When case managers monitor their elderly patients with diabetes and other chronic illnesses, they should bear in mind that the most commonly reported COVID-19 symptoms — cough, fever, shortness of breath — could look different in this older cohort. For example, geriatric patients might not have as high of a fever than younger adults and children with the illness, said XinQi Dong, MD, a researcher in epidemiology at Rutgers University in New Brunswick, NJ. Dong spoke at a March 12 video conference. (A recording is available at: https://www.newswise.com/articles/covid-19-exploring-the-unanswered-questions-with-newswise-live-expert-panel?sc=sphn.)

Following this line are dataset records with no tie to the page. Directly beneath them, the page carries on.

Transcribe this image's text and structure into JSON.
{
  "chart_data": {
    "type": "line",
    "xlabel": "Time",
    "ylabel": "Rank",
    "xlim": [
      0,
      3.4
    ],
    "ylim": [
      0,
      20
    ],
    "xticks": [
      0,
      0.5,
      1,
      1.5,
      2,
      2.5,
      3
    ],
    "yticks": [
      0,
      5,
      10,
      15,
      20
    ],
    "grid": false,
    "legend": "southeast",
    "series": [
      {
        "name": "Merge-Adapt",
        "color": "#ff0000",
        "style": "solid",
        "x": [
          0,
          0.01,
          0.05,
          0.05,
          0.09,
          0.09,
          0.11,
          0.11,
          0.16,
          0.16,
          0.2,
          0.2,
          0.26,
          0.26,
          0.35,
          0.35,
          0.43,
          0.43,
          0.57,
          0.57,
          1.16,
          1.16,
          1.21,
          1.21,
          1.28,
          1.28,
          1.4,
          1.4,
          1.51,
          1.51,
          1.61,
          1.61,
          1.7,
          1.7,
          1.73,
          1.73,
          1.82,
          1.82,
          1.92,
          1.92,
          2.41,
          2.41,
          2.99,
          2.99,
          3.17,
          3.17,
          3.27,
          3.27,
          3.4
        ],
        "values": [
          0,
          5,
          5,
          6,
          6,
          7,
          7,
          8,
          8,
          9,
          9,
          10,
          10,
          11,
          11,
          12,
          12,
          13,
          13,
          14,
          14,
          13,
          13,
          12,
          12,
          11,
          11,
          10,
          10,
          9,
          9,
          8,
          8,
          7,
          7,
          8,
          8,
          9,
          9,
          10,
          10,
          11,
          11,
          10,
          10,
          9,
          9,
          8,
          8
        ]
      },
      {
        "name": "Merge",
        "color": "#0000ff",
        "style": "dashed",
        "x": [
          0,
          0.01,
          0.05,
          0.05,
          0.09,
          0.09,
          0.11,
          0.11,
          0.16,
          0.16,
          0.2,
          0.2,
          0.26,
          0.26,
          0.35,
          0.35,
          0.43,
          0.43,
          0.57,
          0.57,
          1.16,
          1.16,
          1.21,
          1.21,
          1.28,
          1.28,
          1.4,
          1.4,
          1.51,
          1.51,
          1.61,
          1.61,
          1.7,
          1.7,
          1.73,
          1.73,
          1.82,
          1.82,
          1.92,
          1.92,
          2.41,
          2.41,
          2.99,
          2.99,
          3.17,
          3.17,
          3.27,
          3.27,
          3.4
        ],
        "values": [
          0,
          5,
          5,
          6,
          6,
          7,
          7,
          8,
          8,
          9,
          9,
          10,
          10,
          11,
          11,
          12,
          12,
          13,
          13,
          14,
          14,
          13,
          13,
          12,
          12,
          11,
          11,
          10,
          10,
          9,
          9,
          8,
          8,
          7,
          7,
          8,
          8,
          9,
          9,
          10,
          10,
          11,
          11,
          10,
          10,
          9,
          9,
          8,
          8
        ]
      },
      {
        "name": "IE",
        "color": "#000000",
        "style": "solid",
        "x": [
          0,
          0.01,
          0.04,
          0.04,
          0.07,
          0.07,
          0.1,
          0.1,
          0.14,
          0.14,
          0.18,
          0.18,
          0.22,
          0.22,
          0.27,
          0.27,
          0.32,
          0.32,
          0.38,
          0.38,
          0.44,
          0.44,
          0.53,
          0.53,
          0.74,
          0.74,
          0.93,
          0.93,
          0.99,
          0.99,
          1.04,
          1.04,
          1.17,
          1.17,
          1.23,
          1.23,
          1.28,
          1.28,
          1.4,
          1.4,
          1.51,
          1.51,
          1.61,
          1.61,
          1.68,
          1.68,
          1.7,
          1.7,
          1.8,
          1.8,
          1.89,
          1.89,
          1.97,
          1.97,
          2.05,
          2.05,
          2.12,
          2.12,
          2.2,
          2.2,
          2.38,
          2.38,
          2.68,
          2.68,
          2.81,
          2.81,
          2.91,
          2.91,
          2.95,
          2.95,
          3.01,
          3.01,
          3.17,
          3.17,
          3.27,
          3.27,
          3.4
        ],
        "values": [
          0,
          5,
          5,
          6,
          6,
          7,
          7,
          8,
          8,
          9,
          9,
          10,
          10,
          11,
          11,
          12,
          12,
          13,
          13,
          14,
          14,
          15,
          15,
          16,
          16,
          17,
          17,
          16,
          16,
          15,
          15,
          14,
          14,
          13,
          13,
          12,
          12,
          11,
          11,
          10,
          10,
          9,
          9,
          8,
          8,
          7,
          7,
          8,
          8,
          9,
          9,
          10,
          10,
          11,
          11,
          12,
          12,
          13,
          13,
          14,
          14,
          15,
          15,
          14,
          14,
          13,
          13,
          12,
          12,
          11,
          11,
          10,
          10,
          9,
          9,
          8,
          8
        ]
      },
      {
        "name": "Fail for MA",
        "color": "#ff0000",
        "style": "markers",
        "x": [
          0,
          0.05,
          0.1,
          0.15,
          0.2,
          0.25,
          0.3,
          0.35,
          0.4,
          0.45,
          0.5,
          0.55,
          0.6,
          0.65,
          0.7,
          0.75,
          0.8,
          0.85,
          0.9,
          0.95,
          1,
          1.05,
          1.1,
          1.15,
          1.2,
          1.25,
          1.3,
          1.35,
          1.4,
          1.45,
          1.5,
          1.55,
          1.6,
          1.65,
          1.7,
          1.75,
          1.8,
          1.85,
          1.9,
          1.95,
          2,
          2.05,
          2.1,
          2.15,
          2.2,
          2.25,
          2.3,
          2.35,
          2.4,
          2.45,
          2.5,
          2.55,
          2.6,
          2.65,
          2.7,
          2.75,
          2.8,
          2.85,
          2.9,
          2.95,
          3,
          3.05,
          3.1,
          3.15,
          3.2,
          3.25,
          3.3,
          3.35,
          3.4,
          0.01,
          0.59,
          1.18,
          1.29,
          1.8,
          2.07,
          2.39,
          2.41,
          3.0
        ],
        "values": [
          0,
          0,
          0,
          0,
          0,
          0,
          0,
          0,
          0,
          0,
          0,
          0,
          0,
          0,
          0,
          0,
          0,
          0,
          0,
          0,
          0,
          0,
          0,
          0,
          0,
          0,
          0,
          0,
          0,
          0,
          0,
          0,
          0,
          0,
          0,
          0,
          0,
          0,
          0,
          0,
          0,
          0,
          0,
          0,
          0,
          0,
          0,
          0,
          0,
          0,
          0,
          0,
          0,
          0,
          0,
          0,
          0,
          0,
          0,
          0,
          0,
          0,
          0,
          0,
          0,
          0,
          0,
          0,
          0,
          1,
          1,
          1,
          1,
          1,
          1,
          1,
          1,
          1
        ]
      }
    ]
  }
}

If a patient reports a mild fever, cough, and shortness of breath, case managers should consider the possibility that the person is infected with COVID-19 and make appropriate referrals.

Dong also suggested case managers follow the recommended social distancing measures to ensure their own safety. “Wash your hands, and we recommend staying one-and-one-half arm’s lengths away from people,” he said.

When visiting an elderly person’s home, case managers should wash their hands, with gloves, he added.

REFERENCE

  1. Davis SM, Jones A, Jaynes ME, et al. Designing a multifaceted telehealth intervention for a rural population using a model for developing complex interventions in nursing. BMC Nurs 2020;19:9.